Pilularia minuta is een varen uit de pilvarenfamilie (Marsileaceae). Het is een kleine moerasplant die vooral in tijdelijke poelen groeit.

De varen komt verspreid maar slechts zeer lokaal voor in het hele Middellandse Zeegebied. Het is een van de kleinste varens ter wereld.

Naamgeving en etymologie[bewerken | brontekst bewerken]

  • Synoniem: Pilularia globulifera (Durieu) Bonnier & Layens, Pilularia globulifera L. subsp. minuta (Durieu) Bonnier & Layens
  • Engels: Small pillwort

De botanische naam Pilularia is afgeleid van het Latijnse pilula (kleine bal), naar de vorm van de sporocarpen. De soortaanduiding minuta is afkomstig van het Latijnse minutus (klein).

Kenmerken[bewerken | brontekst bewerken]

Pilularia minuta is een kleine semi-aquatische varen. De plant bezit een dunne, kruipende rizoom die wortelt op de knopen. De dunne, rechtopstaande, draadvormige bladstelen zijn slechts enkele cm hoog en dragen geen blaadjes.

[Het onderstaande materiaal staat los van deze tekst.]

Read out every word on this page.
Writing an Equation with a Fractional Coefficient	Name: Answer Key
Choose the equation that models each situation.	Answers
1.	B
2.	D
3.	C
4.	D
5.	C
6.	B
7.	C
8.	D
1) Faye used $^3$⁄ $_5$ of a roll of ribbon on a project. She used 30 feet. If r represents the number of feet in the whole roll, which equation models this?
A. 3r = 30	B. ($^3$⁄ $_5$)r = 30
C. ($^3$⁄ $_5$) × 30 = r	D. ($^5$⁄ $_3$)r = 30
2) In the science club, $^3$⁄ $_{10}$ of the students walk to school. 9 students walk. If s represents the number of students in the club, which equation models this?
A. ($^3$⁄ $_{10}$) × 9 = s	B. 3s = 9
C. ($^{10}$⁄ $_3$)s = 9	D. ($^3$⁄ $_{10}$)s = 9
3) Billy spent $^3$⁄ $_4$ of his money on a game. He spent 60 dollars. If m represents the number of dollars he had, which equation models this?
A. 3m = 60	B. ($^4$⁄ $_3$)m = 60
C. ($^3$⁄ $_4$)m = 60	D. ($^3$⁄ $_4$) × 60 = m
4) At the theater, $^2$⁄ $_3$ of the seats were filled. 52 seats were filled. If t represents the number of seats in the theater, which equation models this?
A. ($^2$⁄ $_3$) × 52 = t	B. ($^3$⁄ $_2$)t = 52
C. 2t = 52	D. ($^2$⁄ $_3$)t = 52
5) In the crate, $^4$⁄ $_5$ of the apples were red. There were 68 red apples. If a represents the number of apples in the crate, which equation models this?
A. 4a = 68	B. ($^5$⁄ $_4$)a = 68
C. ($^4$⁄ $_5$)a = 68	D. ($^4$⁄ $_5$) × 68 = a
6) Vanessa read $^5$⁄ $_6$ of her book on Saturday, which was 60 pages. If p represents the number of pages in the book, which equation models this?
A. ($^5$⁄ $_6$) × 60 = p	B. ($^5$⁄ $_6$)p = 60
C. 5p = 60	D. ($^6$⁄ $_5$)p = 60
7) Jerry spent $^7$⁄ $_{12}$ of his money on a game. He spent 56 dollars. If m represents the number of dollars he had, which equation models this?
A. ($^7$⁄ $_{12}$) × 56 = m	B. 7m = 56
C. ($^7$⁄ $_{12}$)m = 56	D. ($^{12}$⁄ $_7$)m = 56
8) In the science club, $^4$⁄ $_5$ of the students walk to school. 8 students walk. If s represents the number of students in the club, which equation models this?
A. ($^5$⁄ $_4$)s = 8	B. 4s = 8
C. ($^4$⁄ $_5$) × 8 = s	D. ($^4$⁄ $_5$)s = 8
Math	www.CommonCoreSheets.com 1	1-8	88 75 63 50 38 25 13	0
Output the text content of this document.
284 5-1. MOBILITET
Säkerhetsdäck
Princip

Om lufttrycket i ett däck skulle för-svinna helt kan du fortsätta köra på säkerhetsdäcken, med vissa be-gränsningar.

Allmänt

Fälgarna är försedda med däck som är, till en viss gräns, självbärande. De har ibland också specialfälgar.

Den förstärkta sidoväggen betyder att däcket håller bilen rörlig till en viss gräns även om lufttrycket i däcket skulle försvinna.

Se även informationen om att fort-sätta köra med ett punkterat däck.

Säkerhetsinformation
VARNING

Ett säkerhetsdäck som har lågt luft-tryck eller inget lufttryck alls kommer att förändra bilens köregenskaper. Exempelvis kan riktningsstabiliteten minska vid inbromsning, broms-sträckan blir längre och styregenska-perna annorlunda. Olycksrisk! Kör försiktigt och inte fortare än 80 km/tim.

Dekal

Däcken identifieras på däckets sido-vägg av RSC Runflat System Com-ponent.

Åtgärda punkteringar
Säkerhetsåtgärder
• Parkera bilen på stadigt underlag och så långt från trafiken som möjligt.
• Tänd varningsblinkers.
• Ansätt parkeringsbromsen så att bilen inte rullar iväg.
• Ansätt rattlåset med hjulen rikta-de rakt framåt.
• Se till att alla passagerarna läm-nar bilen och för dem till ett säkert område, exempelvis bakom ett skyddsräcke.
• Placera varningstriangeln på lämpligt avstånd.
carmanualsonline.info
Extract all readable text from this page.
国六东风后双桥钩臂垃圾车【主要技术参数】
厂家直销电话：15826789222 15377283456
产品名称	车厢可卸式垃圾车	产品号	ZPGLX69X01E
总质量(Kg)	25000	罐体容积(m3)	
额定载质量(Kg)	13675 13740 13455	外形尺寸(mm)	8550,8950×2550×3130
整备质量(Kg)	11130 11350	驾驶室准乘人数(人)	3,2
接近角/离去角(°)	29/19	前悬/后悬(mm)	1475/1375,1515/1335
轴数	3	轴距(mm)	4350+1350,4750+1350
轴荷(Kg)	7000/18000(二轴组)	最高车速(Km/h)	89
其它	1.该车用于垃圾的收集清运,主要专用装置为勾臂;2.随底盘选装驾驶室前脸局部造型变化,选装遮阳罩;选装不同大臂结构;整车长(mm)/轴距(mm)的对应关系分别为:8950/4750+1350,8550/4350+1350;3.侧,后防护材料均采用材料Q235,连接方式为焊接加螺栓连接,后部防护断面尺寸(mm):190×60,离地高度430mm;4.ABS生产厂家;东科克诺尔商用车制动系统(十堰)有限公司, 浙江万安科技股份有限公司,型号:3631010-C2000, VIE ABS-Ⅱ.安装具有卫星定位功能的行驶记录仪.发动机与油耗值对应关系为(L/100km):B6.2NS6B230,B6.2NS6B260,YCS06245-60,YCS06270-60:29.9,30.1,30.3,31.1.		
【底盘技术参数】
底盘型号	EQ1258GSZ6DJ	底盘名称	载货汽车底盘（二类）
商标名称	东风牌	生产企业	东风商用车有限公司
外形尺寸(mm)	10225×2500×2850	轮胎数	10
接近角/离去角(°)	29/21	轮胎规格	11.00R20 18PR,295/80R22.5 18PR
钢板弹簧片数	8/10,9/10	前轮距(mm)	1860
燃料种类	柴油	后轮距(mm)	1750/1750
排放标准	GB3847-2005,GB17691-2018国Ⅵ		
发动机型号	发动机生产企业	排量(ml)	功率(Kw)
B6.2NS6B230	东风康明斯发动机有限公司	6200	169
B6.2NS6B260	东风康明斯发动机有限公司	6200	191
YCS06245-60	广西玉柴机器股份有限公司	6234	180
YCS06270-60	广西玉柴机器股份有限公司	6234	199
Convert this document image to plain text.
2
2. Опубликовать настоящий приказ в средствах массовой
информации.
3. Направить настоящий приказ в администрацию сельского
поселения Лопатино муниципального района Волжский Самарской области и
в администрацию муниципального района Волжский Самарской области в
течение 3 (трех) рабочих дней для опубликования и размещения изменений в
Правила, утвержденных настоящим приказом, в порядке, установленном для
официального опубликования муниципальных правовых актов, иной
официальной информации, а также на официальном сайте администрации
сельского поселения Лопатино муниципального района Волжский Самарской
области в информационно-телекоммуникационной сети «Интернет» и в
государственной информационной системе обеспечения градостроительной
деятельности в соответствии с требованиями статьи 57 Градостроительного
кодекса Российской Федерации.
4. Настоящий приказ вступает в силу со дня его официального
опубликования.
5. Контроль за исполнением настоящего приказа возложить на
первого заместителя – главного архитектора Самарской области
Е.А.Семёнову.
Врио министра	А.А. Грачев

De sporocarpen bevatten elk slechts twee sporenhoopjes of sori, het kleinste aantal van de familie Marsileaceae. De ontkieming van de sporen vereist water, maar de sporocarpen ontwikkelen zicht slechts wanneer ze aan de lucht zijn blootgesteld aan het einde van de lente.

Habitat, verspreiding en voorkomen[bewerken | brontekst bewerken]

P. minuta groeit vooral in voedselarme, tijdelijke poelen en plassen in diverse biotopen op lage hoogte.

De plant is wijd verspreid over het Middellandse Zeegebied, van Portugal tot Turkije, maar komt desondanks slechts zeer lokaal voor en is zeldzaam over het hele gebied. Er resten momenteel nog 16 vindplaatsen van deze soort, met de meest bekende in de Algarve (Portugal), Andalusië, Castilla y Leon en Menorca (Spanje), Corsica, Hérault en Alpes-Maritimes (Frankrijk), Sardinië, Sicilië en Lazio (Italië), en verder in Algerije, Marokko, Tunesië, de eilanden van de Egeische Zee (Griekenland), Cyprus, de Dalmatische kust (Kroatië) en Izmir (Turkije).